UNE OREILLE POUR LES JEUNES

Décrocheur avant la fin de la deuxième secondaire, employé comme technicien de scène aux Foufounes électriques à 16 ans, père d'un enfant à 19 ans, aux prises avec des difficultés de santé mentale et s'automédicamentant sans le savoir, il a connu la rue, la pauvreté, la prison et, surtout, la dépendance.

Mais notre personnalité de la semaine s'en est sortie et tenait à mener ce projet bénévolement, à aider, à « redonner, parce que [lui], on [lui] a beaucoup donné ». 

« Je voulais dire à ces jeunes-là que je les comprends », explique le photographe en entrevue. « Que je comprends ce qu'ils vivent. Et que c'est possible de faire quelque chose. »

Travailler avec eux l'a rendu heureux. Leur montrer comment fonctionne un appareil photo. Qu'il n'y a pas que les téléphones dans la vie. Qu'ils ont du talent. « J'en ai connu de toutes les sortes, gentils, parfois colorés, certains plus hyper que les autres, des super réservés. » Des jeunes qui ont compris très vite comment tirer le maximum des appareils prêtés par Canon. 

« On allait marcher ensemble ou on faisait ça en studio. Ils apprenaient vite comme un claquement de doigts. Ils n'avaient aucun problème à apprendre à créer, à faire de belles choses. »

- Alexandre Lepage

Ces jeunes, dit-il, sont loin des clichés du punk au coin de la rue qui insiste pour laver le pare-brise. « Il y en a qui ont l'air d'enfants sages. »

Quand on lui demande de raconter son histoire à lui, Alexandre laisse échapper un long soupir. Avant l'entrevue, à la blague, il suggère de parler plutôt à son bon ami, Jean Leloup, qu'il vient de croiser au café où nous nous sommes donné rendez-vous. Un autre qui a connu la galère, mais qui est rendu bien ailleurs.

Alexandre est un gars du Plateau. Il a pas mal grandi là, dit-il, même si aujourd'hui il vit plus à l'est.

Mère infirmière, père ingénieur.
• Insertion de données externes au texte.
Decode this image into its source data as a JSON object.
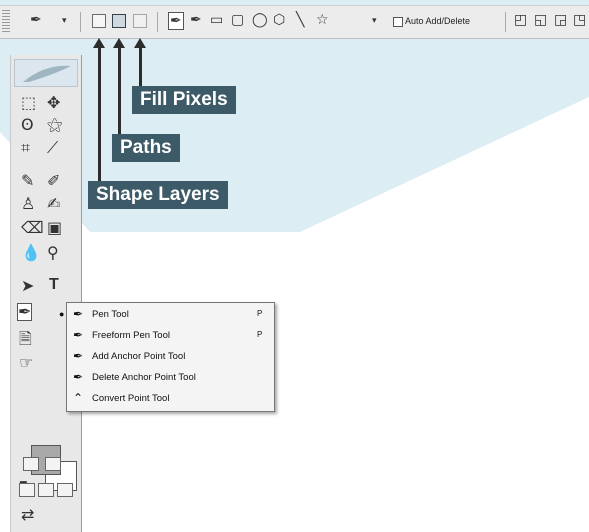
{
  "options_bar": {
    "auto_add_delete_label": "Auto Add/Delete"
  },
  "callouts": {
    "fill_pixels": "Fill Pixels",
    "paths": "Paths",
    "shape_layers": "Shape Layers"
  },
  "flyout": {
    "items": [
      {
        "label": "Pen Tool",
        "shortcut": "P",
        "icon": "pen-icon",
        "selected": true
      },
      {
        "label": "Freeform Pen Tool",
        "shortcut": "P",
        "icon": "freeform-pen-icon",
        "selected": false
      },
      {
        "label": "Add Anchor Point Tool",
        "shortcut": "",
        "icon": "add-anchor-point-icon",
        "selected": false
      },
      {
        "label": "Delete Anchor Point Tool",
        "shortcut": "",
        "icon": "delete-anchor-point-icon",
        "selected": false
      },
      {
        "label": "Convert Point Tool",
        "shortcut": "",
        "icon": "convert-point-icon",
        "selected": false
      }
    ]
  },
  "tools_text": {
    "type_tool": "T"
  },
  "colors": {
    "callout_bg": "#3d5a68",
    "backdrop": "#dcedf3"
  }
}
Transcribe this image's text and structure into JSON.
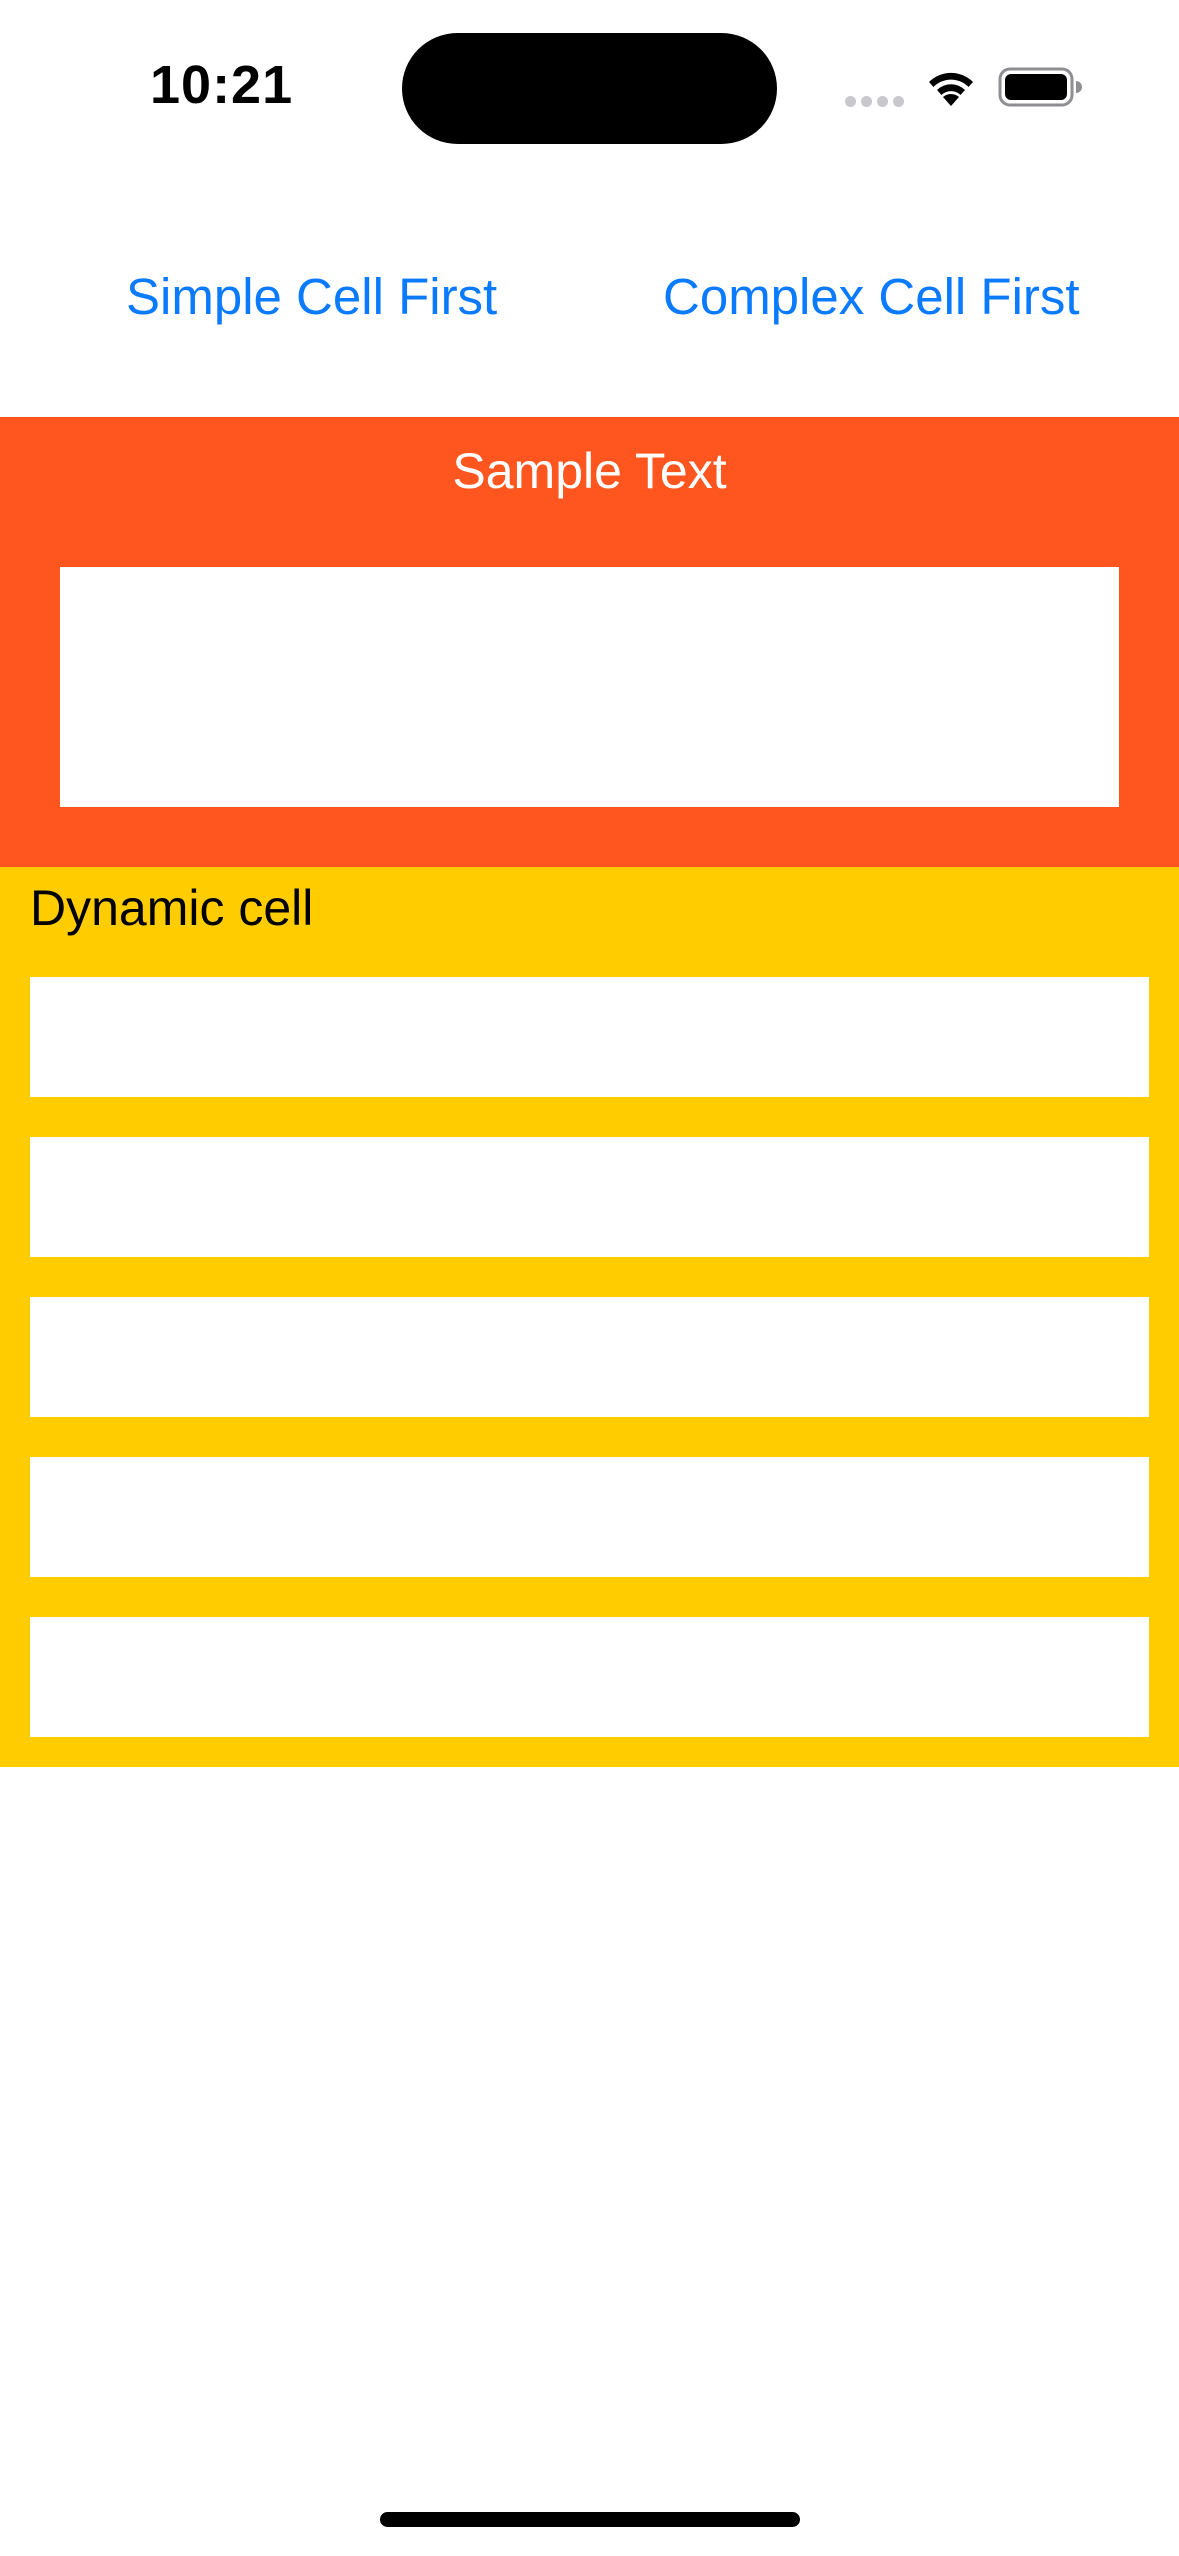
{
  "status_bar": {
    "time": "10:21",
    "icons": [
      "cellular-signal-icon",
      "wifi-icon",
      "battery-icon"
    ]
  },
  "buttons": {
    "simple_label": "Simple Cell First",
    "complex_label": "Complex Cell First"
  },
  "complex_cell": {
    "title": "Sample Text",
    "background": "#ff5620"
  },
  "dynamic_cell": {
    "title": "Dynamic cell",
    "background": "#ffcc00",
    "box_count": 5
  },
  "colors": {
    "accent": "#0a7aff"
  }
}
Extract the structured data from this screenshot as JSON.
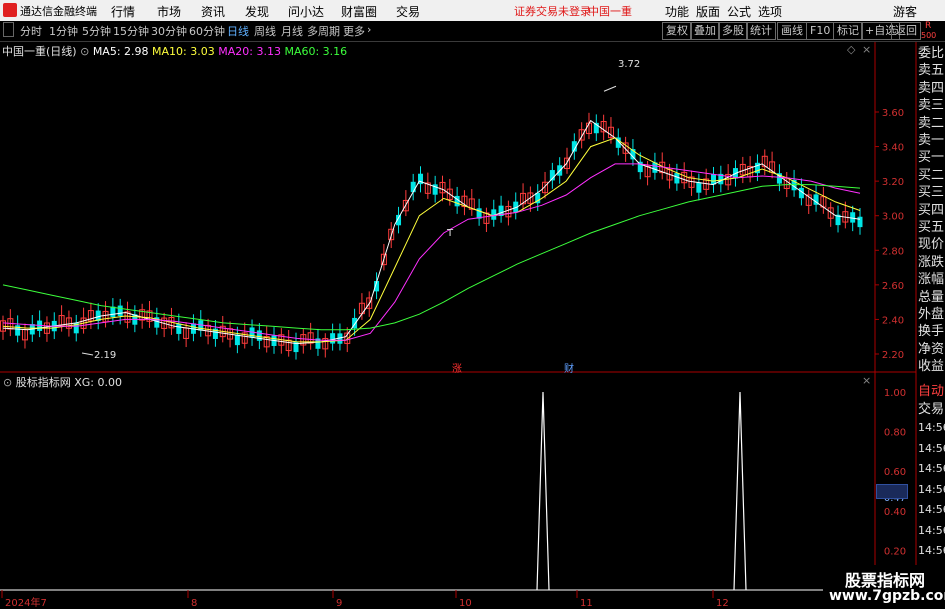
{
  "menu": {
    "app_title": "通达信金融终端",
    "items": [
      "行情",
      "市场",
      "资讯",
      "发现",
      "问小达",
      "财富圈",
      "交易"
    ],
    "warning": "证券交易未登录",
    "stock": "中国一重",
    "right_items": [
      "功能",
      "版面",
      "公式",
      "选项"
    ],
    "guest": "游客"
  },
  "toolbar": {
    "periods": [
      "分时",
      "1分钟",
      "5分钟",
      "15分钟",
      "30分钟",
      "60分钟",
      "日线",
      "周线",
      "月线",
      "多周期",
      "更多"
    ],
    "active_period": "日线",
    "buttons": [
      "复权",
      "叠加",
      "多股",
      "统计",
      "画线",
      "F10",
      "标记",
      "+自选",
      "返回"
    ],
    "right_badge": "R",
    "right_badge_num": "500"
  },
  "main_info": {
    "stock_label": "中国一重(日线)",
    "ma5": "MA5: 2.98",
    "ma10": "MA10: 3.03",
    "ma20": "MA20: 3.13",
    "ma60": "MA60: 3.16"
  },
  "sub_info": {
    "indicator": "股标指标网",
    "xg": "XG: 0.00"
  },
  "price_axis": [
    "3.60",
    "3.40",
    "3.20",
    "3.00",
    "2.80",
    "2.60",
    "2.40",
    "2.20"
  ],
  "sub_axis": [
    "1.00",
    "0.80",
    "0.60",
    "0.47",
    "0.40",
    "0.20"
  ],
  "date_axis": [
    "2024年7",
    "8",
    "9",
    "10",
    "11",
    "12"
  ],
  "annotations": {
    "high": "3.72",
    "low": "2.19",
    "zhang": "涨",
    "cai": "财",
    "t_mark": "T"
  },
  "right_panel": {
    "labels": [
      "委比",
      "卖五",
      "卖四",
      "卖三",
      "卖二",
      "卖一",
      "买一",
      "买二",
      "买三",
      "买四",
      "买五",
      "现价",
      "涨跌",
      "涨幅",
      "总量",
      "外盘",
      "换手",
      "净资",
      "收益"
    ],
    "sub_labels": [
      "自动",
      "交易"
    ],
    "times": [
      "14:56",
      "14:56",
      "14:56",
      "14:56",
      "14:56",
      "14:56",
      "14:56",
      "14:56"
    ]
  },
  "watermark": {
    "line1": "股票指标网",
    "line2": "www.7gpzb.com"
  },
  "colors": {
    "up": "#ff3c3c",
    "down": "#00e5e5",
    "ma5": "#ffffff",
    "ma10": "#ffff3c",
    "ma20": "#ff30ff",
    "ma60": "#3cff3c",
    "axis": "#d03030"
  },
  "chart_data": [
    {
      "type": "candlestick",
      "title": "中国一重(日线)",
      "ylim": [
        2.12,
        3.82
      ],
      "x": [
        "2024-07",
        "2024-08",
        "2024-09",
        "2024-10",
        "2024-11",
        "2024-12"
      ],
      "series": [
        {
          "name": "MA5",
          "values": [
            2.35,
            2.34,
            2.36,
            2.38,
            2.42,
            2.44,
            2.4,
            2.36,
            2.34,
            2.32,
            2.3,
            2.28,
            2.26,
            2.27,
            2.3,
            2.5,
            2.95,
            3.2,
            3.15,
            3.05,
            3.0,
            3.05,
            3.15,
            3.3,
            3.55,
            3.45,
            3.3,
            3.25,
            3.2,
            3.18,
            3.25,
            3.3,
            3.2,
            3.1,
            3.0,
            2.98
          ]
        },
        {
          "name": "MA10",
          "values": [
            2.36,
            2.35,
            2.35,
            2.37,
            2.4,
            2.42,
            2.41,
            2.38,
            2.35,
            2.33,
            2.31,
            2.29,
            2.27,
            2.27,
            2.28,
            2.4,
            2.7,
            3.0,
            3.1,
            3.05,
            3.0,
            3.02,
            3.1,
            3.2,
            3.4,
            3.45,
            3.35,
            3.28,
            3.22,
            3.2,
            3.22,
            3.27,
            3.22,
            3.15,
            3.08,
            3.03
          ]
        },
        {
          "name": "MA20",
          "values": [
            2.38,
            2.37,
            2.36,
            2.36,
            2.38,
            2.4,
            2.4,
            2.39,
            2.37,
            2.35,
            2.33,
            2.31,
            2.29,
            2.28,
            2.28,
            2.32,
            2.5,
            2.75,
            2.9,
            2.98,
            3.0,
            3.02,
            3.06,
            3.12,
            3.22,
            3.3,
            3.3,
            3.28,
            3.26,
            3.24,
            3.22,
            3.23,
            3.22,
            3.2,
            3.16,
            3.13
          ]
        },
        {
          "name": "MA60",
          "values": [
            2.6,
            2.57,
            2.54,
            2.51,
            2.48,
            2.46,
            2.44,
            2.42,
            2.4,
            2.38,
            2.37,
            2.36,
            2.35,
            2.34,
            2.34,
            2.35,
            2.38,
            2.43,
            2.5,
            2.58,
            2.65,
            2.72,
            2.78,
            2.84,
            2.9,
            2.95,
            3.0,
            3.04,
            3.08,
            3.11,
            3.14,
            3.17,
            3.18,
            3.18,
            3.17,
            3.16
          ]
        }
      ]
    },
    {
      "type": "line",
      "title": "XG",
      "ylim": [
        0,
        1.05
      ],
      "spikes": [
        {
          "at": "2024-10-31",
          "value": 1.0
        },
        {
          "at": "2024-12-12",
          "value": 1.0
        }
      ]
    }
  ]
}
Il n'a pas toujours été proche d'eux, parce que la dope, dit-il, ça fait ça. « On perd pas mal tout. » Mais aujourd'hui, cette époque est révolue.

Alexandre a repris contact avec des amis, ses frères, et même retrouvé son fils, un homme de 23 ans qui attend lui-même un enfant. 

MÉTIER : PHOTOGRAPHE

Pour vivre, Alexandre travaille comme photographe, il a un studio et prend des contrats, et il est aussi technicien de scène.

L'histoire de cet homme est complexe comme un roman noir, avec de la violence, de la prison, de la rue, l'abandon de proches qui partent, incapables de supporter la toxicomanie, des gens qui restent malgré tout, pour soutenir leur ami à travers les épreuves, un roman qui serait rempli de rebondissements tristes, mais aussi, maintenant, heureux.

« Maintenant, je m'organise pour être bien dans la vie, pour faire ce que j'aime, en accord avec mes valeurs. J'ai l'impression d'avoir détruit tellement d'années de ma vie. » Maintenant, Alexandre fonce vers tout ce qu'il reste.

Le prochain projet du photographe est de partir en Amérique du Sud, en Colombie, le pays d'origine d'Alejandra, la femme avec qui il partage sa vie. 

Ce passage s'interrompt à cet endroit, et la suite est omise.